Facts about Finsbury
Finsbury History
Building on Finsbury Fields began in the late 17th century. The parish church of St Luke’s was built in 1732–33, development was accelerated by the building of the City Road in 1765, and at the end of the 18th century, a residential suburb was built with its centre at Finsbury Square. Little and Lower Moorfields remained open until Finsbury Circus was developed after 1815.
Urbanisation was slow, despite the building of a new gate in the adjacent London Wall, Moorgate, in 1511. In 1665 the Bunhill Fields burial ground was opened in the area.
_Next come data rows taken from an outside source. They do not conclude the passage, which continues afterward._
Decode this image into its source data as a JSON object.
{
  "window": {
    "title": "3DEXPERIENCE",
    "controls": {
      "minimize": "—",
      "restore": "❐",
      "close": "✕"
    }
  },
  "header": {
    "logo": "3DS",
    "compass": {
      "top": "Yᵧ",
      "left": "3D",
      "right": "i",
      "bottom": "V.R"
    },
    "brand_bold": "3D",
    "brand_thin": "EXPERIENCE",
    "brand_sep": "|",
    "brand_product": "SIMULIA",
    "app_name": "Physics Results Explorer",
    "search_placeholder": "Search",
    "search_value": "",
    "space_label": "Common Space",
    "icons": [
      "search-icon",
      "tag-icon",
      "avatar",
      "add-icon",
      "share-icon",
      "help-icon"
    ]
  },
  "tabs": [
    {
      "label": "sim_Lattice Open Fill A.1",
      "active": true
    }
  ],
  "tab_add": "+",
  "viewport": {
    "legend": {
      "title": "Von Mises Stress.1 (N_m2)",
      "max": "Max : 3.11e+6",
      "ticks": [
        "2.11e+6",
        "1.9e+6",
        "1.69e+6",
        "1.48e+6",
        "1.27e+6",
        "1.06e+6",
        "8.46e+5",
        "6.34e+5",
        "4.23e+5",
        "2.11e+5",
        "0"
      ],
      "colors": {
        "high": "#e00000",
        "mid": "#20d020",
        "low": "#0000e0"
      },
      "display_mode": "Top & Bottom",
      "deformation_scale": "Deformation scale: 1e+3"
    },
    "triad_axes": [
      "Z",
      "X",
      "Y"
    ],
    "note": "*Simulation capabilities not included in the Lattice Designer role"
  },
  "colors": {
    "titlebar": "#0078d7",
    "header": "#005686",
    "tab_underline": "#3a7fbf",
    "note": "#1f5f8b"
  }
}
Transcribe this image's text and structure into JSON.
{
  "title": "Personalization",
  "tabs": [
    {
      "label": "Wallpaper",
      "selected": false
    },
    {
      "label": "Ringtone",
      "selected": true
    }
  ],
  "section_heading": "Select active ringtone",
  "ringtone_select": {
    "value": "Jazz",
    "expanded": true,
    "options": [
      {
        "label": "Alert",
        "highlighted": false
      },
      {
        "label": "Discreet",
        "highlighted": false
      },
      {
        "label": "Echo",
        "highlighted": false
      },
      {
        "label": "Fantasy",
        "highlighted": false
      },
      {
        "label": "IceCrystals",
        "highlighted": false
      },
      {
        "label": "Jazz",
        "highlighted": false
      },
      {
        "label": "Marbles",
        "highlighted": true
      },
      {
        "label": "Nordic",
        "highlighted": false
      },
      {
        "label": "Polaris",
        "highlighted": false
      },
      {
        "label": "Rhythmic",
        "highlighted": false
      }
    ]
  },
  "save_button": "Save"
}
In 1641 the Honourable Artillery Company moved to Finsbury, where it still remains. The City of London Yeomanry, founded at the time of the Second Boer War, made its headquarters in Finsbury Square.
General Info
Finsbury is a district of Central London, forming the south-eastern part of the London Borough of Islington. It borders the City of London. The Manor of Finsbury is first recorded as Vinisbir and means “manor of a man called Finn”. Finsbury lay just outside Cripplegate in London Wall. At that time, much of the manor was part of the “great fen which washed against the northern wall of the City”.
It gives its name to two larger administrative areas: the Finsbury Division of the Ossulstone Hundred of Middlesex, from the 17th century until 1900, and from 1900 to 1965 the Metropolitan Borough of Finsbury. The Metropolitan Borough included Finsbury and Clerkenwell.